대충 이거만 가지고 적합해도 충분히 정확할것 같은데

X,y 데이터를 굳이 모두 GPU에 넘겨야 하는가?

- 데이터셋을 짝홀로 나누어서 번갈아가면서 GPU에 올렸다 내렸다하면 안되나?

- 아래의 알고리즘을 생각해보자.

데이터를 반으로 나눈다.
짝수obs의 x,y 그리고 net의 모든 파라메터를 GPU에 올린다.
yhat, loss, grad, update 수행
짝수obs의 x,y를 GPU메모리에서 내린다. 그리고 홀수obs의 x,y를 GPU메모리에 올린다.
yhat, loss, grad, update 수행
홀수obs의 x,y를 GPU메모리에서 내린다. 그리고 짝수obs의 x,y를 GPU메모리에 올린다.
반복

경사하강법, 확률적경사하강법, 미니배치 경사하강법

10개의 샘플이 있다고 가정. \(\{(x_i,y_i)\}_{i=1}^{10}\)

- ver1: 모든 샘플을 이용하여 slope 계산

(epoch1) \(loss=\sum_{i=1}^{10}(y_i-\beta_0-\beta_1x_i)^2 \to slope \to update\)

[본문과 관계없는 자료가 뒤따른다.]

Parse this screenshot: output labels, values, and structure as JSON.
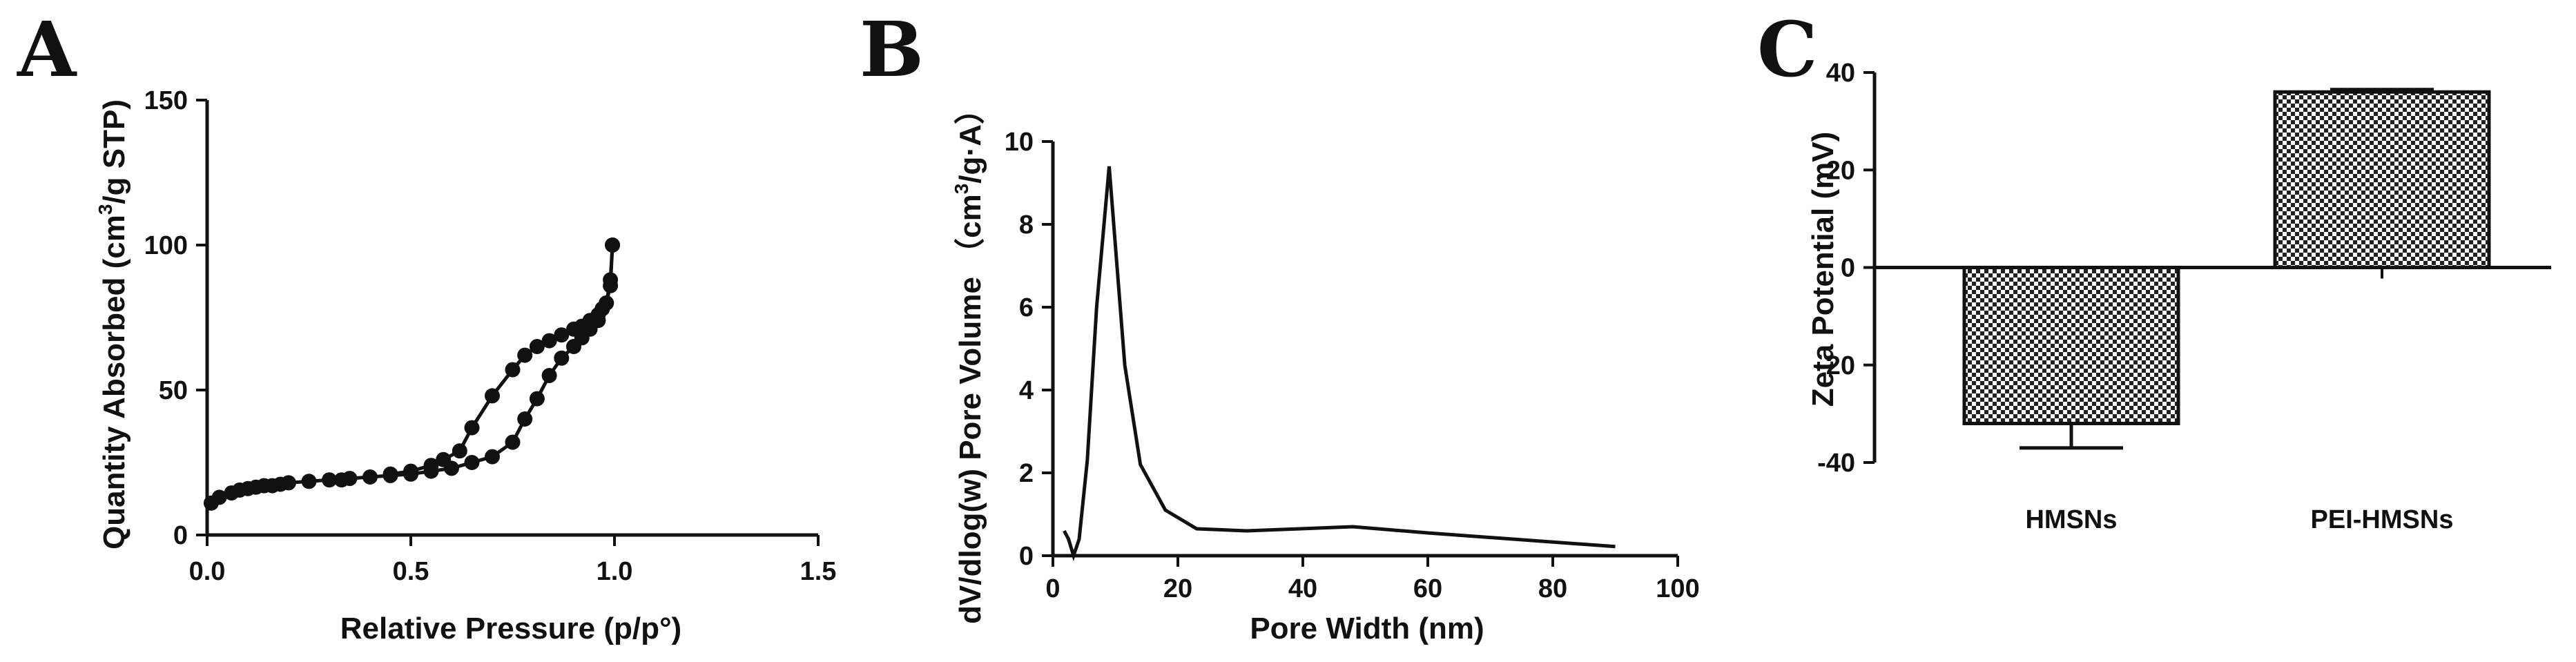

(epoch2) \(loss=\sum_{i=1}^{10}(y_i-\beta_0-\beta_1x_i)^2 \to slope \to update\)

…

- ver2: 하나의 샘플만을 이용하여 slope 계산

(epoch1) - \(loss=(y_1-\beta_0-\beta_1x_1)^2 \to slope \to update\) - \(loss=(y_2-\beta_0-\beta_1x_2)^2 \to slope \to update\) - … - \(loss=(y_{10}-\beta_0-\beta_1x_{10})^2 \to slope \to update\)

(epoch2) - \(loss=(y_1-\beta_0-\beta_1x_1)^2 \to slope \to update\) - \(loss=(y_2-\beta_0-\beta_1x_2)^2 \to slope \to update\) - … - \(loss=(y_{10}-\beta_0-\beta_1x_{10})^2 \to slope \to update\)

…

- ver3: \(m (\leq n)\) 개의 샘플을 이용하여 slope 계산

\(m=3\)이라고 하자.

(epoch1) - \(loss=\sum_{i=1}^{3}(y_i-\beta_0-\beta_1x_i)^2 \to slope \to update\) - \(loss=\sum_{i=4}^{6}(y_i-\beta_0-\beta_1x_i)^2 \to slope \to update\) - \(loss=\sum_{i=7}^{9}(y_i-\beta_0-\beta_1x_i)^2 \to slope \to update\) - \(loss=(y_{10}-\beta_0-\beta_1x_{10})^2 \to slope \to update\)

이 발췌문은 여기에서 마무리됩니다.